Zia and Melu at Sisi’s Gallery in Second Life

Sisi Biedermann’s Gallery: Melusina Parkin

I’m reporting this a little late, given that both exhibitions only have a few more days to run, but currently on display in the featured artists sections of Sisi Biedermann’s Gallery are Melusina Parkin and Zia Sophia (Zia Branner), who will be at the gallery until the end of the month, so there really is only a couple of days left in which to see them!

Melusina Parkin really needs no introduction to readers of this blog; I’m an admitted admirer of her work, which I’ve featured in these pages on numerous occasions. Within her space at Sisi’s, she offers Journeys, another utterly engaging take on Second Life, the places it offers and their innate beauty.

Sisi Biedermann’s Gallery: Zia Branner

Melu’s eye for angle, depth, composition and detail always presents chances to see Second Life in a new way and / or light. Rather than focusing on the whole to tell a story, she discovers the part that perhaps utters only a single line: the curve and rise of a paved footpath as it winds between cresting undulations of flowers before it vanishes over a low rise; the silhouette of a lighthouse caught between the branches of a thicket as the Sun dips between the coastal hills beyond; a tree dipping branches into the sea as if testing the temperature of the water…

All these, and the rest of the images in Journeys form whisperings that are just enough for the imagination to create an entire world around them. At the same time, there is a rich impression of openness and space present within each piece that truly gives us room to breathe, to feel a sense freedom – something that in the current climate of having to stay at home and away from the rest of the world, can be refreshing and uplifting.

Sisi Biedermann’s Gallery: Melusina Parkin

Zia Branner is an artist in the physical world who uses paints with acrylics and use a variety of structure material – paste, gel, sand, glue, bandages and paper – together with oil crayons and acrylic ink, to accentuate elements with her pieces. Canvas is her preferred medium, although she also uses wood and paper, and while she has had formal art teaching, she is also autodidact, learning techniques and approaches whilst experimenting with art.

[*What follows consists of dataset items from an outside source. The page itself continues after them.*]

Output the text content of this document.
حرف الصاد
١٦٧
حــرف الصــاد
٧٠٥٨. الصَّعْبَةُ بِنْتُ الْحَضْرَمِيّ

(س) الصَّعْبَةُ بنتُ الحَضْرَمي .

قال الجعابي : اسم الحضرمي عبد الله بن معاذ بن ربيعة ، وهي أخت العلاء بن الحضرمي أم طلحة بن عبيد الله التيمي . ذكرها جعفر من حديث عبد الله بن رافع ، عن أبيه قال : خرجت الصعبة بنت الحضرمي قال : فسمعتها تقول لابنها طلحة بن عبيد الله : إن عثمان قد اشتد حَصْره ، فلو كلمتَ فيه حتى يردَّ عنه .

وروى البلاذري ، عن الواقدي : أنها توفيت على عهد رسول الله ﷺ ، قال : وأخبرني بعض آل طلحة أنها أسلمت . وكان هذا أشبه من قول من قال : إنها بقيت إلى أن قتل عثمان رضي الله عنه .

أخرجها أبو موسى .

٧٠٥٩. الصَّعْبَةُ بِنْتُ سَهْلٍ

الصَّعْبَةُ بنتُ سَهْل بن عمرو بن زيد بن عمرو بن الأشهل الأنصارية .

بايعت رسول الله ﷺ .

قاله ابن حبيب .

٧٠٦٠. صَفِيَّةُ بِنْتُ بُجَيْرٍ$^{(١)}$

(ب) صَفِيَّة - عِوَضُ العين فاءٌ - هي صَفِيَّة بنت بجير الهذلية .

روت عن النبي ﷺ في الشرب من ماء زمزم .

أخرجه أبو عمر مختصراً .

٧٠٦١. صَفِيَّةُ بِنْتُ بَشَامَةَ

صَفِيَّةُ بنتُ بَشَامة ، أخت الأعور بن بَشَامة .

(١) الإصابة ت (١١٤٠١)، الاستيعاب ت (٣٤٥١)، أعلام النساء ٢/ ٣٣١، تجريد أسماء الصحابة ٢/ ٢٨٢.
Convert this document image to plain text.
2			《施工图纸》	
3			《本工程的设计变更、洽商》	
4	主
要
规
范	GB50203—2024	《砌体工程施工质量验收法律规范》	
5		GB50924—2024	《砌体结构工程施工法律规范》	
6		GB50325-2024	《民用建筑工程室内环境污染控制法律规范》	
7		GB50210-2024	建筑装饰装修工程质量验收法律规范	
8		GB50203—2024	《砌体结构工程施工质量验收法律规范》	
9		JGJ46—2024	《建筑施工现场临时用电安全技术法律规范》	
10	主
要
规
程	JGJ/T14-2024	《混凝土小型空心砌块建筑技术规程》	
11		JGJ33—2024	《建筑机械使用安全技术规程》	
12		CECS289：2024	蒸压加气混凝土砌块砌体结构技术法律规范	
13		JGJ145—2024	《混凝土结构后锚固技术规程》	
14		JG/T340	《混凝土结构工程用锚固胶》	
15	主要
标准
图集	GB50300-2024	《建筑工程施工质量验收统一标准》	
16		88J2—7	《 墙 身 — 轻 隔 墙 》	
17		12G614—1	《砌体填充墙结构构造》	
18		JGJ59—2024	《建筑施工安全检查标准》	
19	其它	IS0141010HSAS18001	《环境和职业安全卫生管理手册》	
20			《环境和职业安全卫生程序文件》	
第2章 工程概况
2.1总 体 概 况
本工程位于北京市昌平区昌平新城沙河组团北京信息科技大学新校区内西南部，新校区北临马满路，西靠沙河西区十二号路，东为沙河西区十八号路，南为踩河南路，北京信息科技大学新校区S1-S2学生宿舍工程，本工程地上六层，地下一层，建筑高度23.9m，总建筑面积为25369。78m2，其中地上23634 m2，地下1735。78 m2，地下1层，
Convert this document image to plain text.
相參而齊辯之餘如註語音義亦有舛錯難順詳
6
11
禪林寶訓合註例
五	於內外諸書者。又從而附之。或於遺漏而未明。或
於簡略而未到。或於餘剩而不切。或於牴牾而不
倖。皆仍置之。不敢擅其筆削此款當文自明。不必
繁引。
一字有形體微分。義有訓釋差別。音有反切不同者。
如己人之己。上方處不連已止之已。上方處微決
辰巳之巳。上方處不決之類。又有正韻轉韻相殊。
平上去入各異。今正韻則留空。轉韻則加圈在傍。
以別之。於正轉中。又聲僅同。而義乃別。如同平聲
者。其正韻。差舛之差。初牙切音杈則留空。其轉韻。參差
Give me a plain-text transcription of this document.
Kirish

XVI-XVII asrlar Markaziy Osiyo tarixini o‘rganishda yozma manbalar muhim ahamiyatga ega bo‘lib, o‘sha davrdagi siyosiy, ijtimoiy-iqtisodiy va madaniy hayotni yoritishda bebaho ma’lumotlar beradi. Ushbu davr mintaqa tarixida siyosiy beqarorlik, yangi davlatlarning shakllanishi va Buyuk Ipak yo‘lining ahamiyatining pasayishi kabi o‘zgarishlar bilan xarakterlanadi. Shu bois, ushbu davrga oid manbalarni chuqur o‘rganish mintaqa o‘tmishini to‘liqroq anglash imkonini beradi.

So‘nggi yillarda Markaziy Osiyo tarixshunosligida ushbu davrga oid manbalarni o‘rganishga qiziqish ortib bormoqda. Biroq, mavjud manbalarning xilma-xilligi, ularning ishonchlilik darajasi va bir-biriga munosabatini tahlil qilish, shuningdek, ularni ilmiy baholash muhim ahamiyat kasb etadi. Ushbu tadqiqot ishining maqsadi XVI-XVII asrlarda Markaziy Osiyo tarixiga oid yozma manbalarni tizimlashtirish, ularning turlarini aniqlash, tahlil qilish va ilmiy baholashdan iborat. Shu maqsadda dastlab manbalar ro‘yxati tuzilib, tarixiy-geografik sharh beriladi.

For her exhibition at Sisi’s, Zia offers an impressive portfolio of her art, from sweeping landscapes that encompass coastal scenes and rolling dunes to charcoal-like sketches of flowers and more abstracted pieces that use colour and line to capture the attention and hold the eye.

There is a vitality about each of these pieces, be it as a result of the sweep, turn, and mix of colour in some or the tactile sense of texturing visible in others, that truly brings them to life, perfectly echoing Zia’s view that “making art is rebellion against the finality of mankind”.

Sisi Biedermann’s Gallery: Zia Branner

As always, the floors of the gallery above the featured artists spaces are home to Sisi’s own remarkable and utterly captivating work. Having started painting in acrylics in the early 2000s, Sisi has developed her technique to encompass a range of styles and approaches, from painting to mix media and digital collages to Second Life photography, whilst encompassing a wide range of genres – fantasy, wildlife, portrait, landscape and so on. It is not hyperbole when I say her work is genuinely second-to-none for its sheer beauty and richness of expression.

Located just outside of the gallery is a broad glass-like spiral stairway leading up to the Artists United Gallery, were pieces by the likes of Rage Darkstone, TerraMerhyem, Nils Urqhart, Layachi Ihnen, Milly Sharple and more are offered in a richly eclectic and engaging exhibition that adds further depth to a visit to the gallery.